Last-minute Proposal To Protect Dreamers
Members of the New Democrat Coalition (NDC) have drafted a framework for an immigration policy that provides a route to citizenship for millions of young undocumented immigrants.
NDC Chair Suzan DelBene (D-Wash.) released a statement on Wednesday along with immigration task force chairs Salud Carbajal (Calif.) and Greg Stanton (Ariz.), pushing to carve out a pathway to citizenship for Dreamers by the end of the year.
The proposal would grant legal status to 2 million DACA recipients in exchange for at least $25 billion in increased funding for Border Patrol and border security.
Democrats have been betting on the lame-duck session – the period after the midterms and before the new Congress begins – to pass legislation before losing their majority in the House.
Sen. Dick Durbin (D-Ill.) said, “As the author of the original Dream Act more than 20 years ago, I applaud every good faith effort to give these deserving individuals a path to citizenship.”
Civil Rights Leader Honored
A new exhibit celebrating the life and legacy of Dr. Timuel Black was introduced this week at the Bronzeville Historical Society (BHS).

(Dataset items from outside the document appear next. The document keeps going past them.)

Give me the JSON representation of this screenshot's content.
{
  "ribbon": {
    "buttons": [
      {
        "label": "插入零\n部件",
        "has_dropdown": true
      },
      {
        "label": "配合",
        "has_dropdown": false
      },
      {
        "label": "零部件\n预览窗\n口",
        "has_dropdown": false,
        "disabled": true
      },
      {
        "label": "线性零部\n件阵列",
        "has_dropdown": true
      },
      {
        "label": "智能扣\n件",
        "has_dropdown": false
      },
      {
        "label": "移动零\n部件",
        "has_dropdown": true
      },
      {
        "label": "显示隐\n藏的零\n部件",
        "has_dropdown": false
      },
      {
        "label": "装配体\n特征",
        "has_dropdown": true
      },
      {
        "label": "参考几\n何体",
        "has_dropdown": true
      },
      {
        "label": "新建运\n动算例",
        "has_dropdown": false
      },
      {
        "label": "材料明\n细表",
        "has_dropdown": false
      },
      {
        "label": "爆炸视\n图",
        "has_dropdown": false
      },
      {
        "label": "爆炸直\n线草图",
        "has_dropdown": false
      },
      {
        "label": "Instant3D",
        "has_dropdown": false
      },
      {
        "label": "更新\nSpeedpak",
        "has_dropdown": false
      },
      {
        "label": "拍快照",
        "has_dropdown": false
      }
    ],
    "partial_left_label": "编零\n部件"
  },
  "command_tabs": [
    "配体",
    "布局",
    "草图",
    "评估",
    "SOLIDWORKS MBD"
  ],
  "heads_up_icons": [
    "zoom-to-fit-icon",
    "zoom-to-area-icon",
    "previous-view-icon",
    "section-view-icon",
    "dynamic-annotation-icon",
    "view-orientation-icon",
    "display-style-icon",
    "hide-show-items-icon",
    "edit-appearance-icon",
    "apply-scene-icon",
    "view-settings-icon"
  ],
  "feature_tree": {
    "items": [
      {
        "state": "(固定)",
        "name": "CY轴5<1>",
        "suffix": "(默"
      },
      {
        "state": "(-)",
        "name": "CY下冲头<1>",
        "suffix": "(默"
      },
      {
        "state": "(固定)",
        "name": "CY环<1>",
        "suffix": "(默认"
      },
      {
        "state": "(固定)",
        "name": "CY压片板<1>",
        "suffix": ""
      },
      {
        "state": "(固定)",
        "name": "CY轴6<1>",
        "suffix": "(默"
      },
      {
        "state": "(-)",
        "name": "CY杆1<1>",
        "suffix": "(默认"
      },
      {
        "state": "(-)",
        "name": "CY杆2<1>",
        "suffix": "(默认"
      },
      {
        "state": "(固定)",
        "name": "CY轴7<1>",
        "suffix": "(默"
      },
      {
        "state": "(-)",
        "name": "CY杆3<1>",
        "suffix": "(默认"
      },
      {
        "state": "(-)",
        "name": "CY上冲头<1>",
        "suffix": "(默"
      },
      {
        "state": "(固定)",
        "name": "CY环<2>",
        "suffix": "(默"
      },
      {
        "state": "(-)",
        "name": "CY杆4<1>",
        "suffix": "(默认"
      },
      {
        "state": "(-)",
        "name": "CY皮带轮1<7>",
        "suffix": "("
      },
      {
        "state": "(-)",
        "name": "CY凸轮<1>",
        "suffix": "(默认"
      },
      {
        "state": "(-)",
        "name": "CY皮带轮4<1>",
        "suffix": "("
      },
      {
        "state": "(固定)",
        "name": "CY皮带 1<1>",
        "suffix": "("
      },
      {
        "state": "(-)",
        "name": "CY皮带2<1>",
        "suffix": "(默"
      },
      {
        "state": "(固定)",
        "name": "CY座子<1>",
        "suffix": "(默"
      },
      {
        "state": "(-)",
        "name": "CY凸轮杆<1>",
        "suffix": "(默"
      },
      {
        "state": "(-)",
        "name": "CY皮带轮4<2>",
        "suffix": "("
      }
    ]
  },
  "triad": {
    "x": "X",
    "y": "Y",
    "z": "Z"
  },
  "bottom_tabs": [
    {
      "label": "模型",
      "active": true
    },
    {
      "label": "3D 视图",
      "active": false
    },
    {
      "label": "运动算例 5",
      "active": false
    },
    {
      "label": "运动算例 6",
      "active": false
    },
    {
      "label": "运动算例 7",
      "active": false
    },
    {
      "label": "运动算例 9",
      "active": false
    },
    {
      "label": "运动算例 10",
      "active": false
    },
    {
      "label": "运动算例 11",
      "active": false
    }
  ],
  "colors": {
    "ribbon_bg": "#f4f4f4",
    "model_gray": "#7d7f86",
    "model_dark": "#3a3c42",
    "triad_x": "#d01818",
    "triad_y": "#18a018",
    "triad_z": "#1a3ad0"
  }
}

Community members, educators, friends, and creatives gathered on Wednesday, December 7, what would have been his 104th birthday, to remember Black’s legacy of civic activism, oral history, and educational reform in the pursuit of social justice.
“Chicago was a hotbed. He was in the front every movement that took place in Chicago,” BHS President and CEO Sherry Williams said.
The exhibit features photos, books he authored, newspaper articles, and awards and honors that Black received during his lifetime.
Dr. Black passed away last year at age 102.